Además, cuando se expande socialmente la tensión entre justicia e impunidad, ya sea por la naturaleza y magnitud de la violencia y de sus daños consecuentes, o por efecto de su magnificación mediática, entonces el duelo y sus efectos toman un carácter social, es decir, el duelo personal o familiar,  se torna en uno comunitario y/o  nacional.

Tal es el caso de la liberación expedita e inmediata de la francesa Florence Cassez, pese a que inicialmente fue juzgada y condenada a 60 años de prisión en base al abundante material de los testimonios de los sobrevivientes mexicanos que la involucraron en el secuestro y tortura que sufrieron.

Ante el dilema de proteger los derechos humanos de la victimaria o de las víctimas, la resolución de la mayoría de los ministros de la Suprema Corte de Justicia de la Nación, fue a favor de la primera. Para los magistrados que votaron a favor del amparo a Florence, que la libró de cumplir con la condena impuesta, fue más importante el peso de las violaciones de los derechos de la acusada durante su proceso judicial, que el atropello de los derechos y vida de las víctimas.

Su liberación entonces no se otorgó por ser hallada inocente, sino por el reconocimiento de los garrafales abusos y errores del poder judicial. En esta resolución, su culpabilidad o inocencia se convirtieron en algo irrelevante.

Con este caso Francia, cuna mundial del surrealismo, tiene en México la expresión más concreta de esa visión, en que los sueños más fantásticos, absurdos, irracionales y terroríficos, se hacen realidad. La francesita que vino a México a juntarse con delincuentes y a jugar al secuestro, hoy es recibida como Juana de Arco y reinvidicada como Alfred Dreyfus: La politización de su caso la cubrió de una fama mayor a la de Brigitte Bardot y Catherine Deneuve juntas. El presidente de esa nación llena de elogios la buena relación franco-mexicana. Su abogado pregona que se hizo justicia. Al alud de fotos y videos de Florence sonriendo, seguirá la película y el libro autobiográfico.
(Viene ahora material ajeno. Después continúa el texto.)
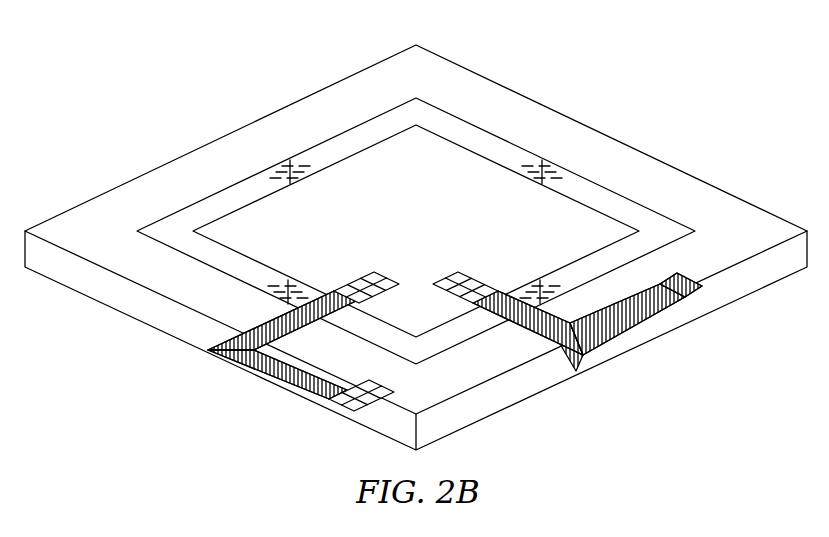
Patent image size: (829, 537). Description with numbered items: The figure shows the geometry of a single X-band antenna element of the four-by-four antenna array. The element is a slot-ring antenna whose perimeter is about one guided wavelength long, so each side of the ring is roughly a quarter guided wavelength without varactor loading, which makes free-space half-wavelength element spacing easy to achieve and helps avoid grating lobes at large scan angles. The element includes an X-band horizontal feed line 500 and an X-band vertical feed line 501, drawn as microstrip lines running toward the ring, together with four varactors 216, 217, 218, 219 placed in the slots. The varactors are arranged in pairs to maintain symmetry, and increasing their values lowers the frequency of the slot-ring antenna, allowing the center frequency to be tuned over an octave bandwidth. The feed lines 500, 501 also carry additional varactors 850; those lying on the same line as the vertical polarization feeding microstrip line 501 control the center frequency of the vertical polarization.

The varactor 216 is at (283, 165).
The varactor 217 is at (553, 163).
The varactor 218 is at (530, 283).
The varactor 219 is at (296, 284).
The X-band horizontal feed line 500 is at (226, 339).
The X-band vertical feed line 501 is at (605, 341).
The additional varactors 850 is at (386, 281).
Mientras tanto las víctimas quedan presas en la más obscura y ruin de las prisiones: la del resentimiento y decepción. ¿Podrá ofrecerles algo la debatida Ley de protección de víctimas? Finalmente, solo en Dios encontraran el consuelo y la paz que necesitan para superar esta adversidad  y retomar el curso de sus vidas.
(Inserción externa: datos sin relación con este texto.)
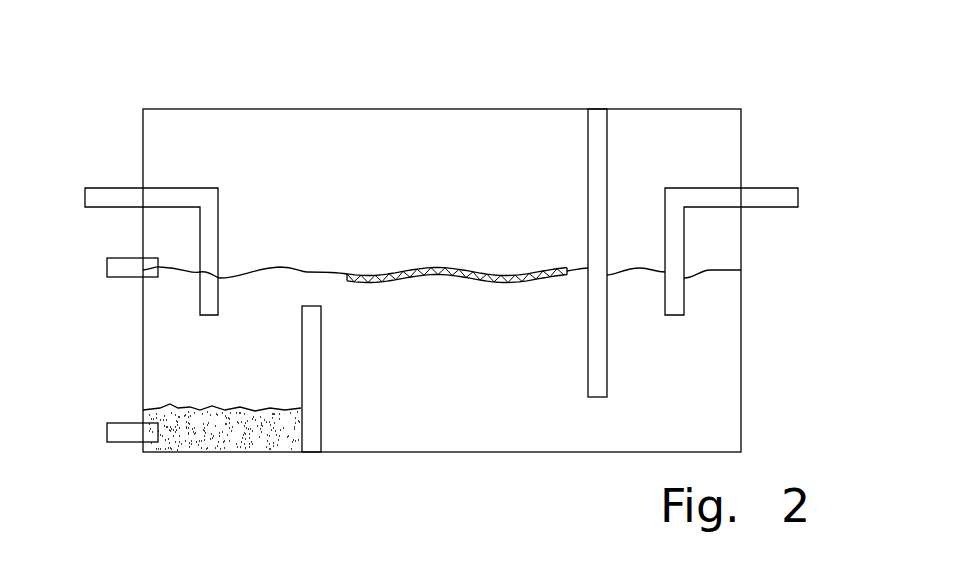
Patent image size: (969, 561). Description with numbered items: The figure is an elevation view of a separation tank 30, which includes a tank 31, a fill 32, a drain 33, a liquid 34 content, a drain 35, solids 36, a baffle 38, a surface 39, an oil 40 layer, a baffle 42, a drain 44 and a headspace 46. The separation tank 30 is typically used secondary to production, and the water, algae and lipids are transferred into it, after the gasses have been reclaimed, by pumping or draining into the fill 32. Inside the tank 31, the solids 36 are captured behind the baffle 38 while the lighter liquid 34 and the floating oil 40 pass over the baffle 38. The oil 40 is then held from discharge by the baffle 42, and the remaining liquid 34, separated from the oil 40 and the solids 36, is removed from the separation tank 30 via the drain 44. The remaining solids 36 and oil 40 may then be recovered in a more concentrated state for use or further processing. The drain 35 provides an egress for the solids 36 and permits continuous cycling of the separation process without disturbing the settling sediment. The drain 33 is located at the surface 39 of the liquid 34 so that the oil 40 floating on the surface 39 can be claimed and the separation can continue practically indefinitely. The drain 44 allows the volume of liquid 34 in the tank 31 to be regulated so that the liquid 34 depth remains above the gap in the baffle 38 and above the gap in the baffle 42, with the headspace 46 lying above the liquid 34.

The separation tank 30 is at (514, 93).
The tank 31 is at (251, 109).
The fill 32 is at (107, 187).
The drain 33 is at (118, 258).
The liquid 34 is at (158, 353).
The drain 35 is at (117, 422).
The solids 36 is at (198, 437).
The baffle 38 is at (321, 378).
The surface 39 is at (307, 268).
The oil layer 40 is at (396, 274).
The baffle 42 is at (588, 360).
The drain 44 is at (762, 195).
The headspace 46 is at (645, 127).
Qué difícil es soportar con ecuanimidad tamaña incongruencia entre la justicia a secas basada en un concepto simple de bondad-maldad y la torcida concepción jurídica de justicia, de habilidosos defensores de delincuentes y eruditos magistrados. El ciudadano común no alcanza a comprender, ni aceptar que la verdad jurídica, no equivale necesariamente a lo ético y a lo moral. Tampoco entiende la diferencia y separación de los poderes ejecutivo, judicial y legislativo, que prevalece en las naciones democráticas modernas. Para el mexicano general, educado políticamente en el presidencialismo, lo que sucede o se deja que suceda en el país, tiene un solo o principal responsable: el poder ejecutivo.

Su liberación no podía ser menos inoportuna, considerando que el presidente Peña Nieto, en sus primeros cien días de gobierno, requiere de toda la fuerza moral y confianza de los mexicanos para sentar bases firmes para impulsar su proyecto.
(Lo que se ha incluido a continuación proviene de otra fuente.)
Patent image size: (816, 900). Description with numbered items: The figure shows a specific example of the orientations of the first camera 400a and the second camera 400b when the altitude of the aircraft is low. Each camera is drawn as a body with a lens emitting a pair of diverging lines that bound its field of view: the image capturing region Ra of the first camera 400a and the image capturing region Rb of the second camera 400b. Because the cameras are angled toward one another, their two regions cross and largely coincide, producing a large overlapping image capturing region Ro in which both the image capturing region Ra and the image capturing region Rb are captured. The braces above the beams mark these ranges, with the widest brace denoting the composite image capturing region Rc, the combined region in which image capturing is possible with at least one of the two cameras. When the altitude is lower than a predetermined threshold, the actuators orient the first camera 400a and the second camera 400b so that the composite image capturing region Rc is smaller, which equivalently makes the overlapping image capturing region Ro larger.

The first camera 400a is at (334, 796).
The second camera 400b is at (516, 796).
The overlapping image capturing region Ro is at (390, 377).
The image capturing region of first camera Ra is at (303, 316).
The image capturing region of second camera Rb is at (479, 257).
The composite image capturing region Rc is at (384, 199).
¿Qué poder y quién deberá cargar ahora con el efecto político y psicosocial, de tamaño despropósito? Genaro García Luna ya no es funcionario y la Secretaria de Seguridad Pública Federal, dejó de existir.

Finalmente, ante este y otros casos recientes plagados de errores involuntarios o intencionales en sus procesos judiciales, no hay duda de que entre las reformas radicales que requiere urgentemente México, está la de su sistema de justicia.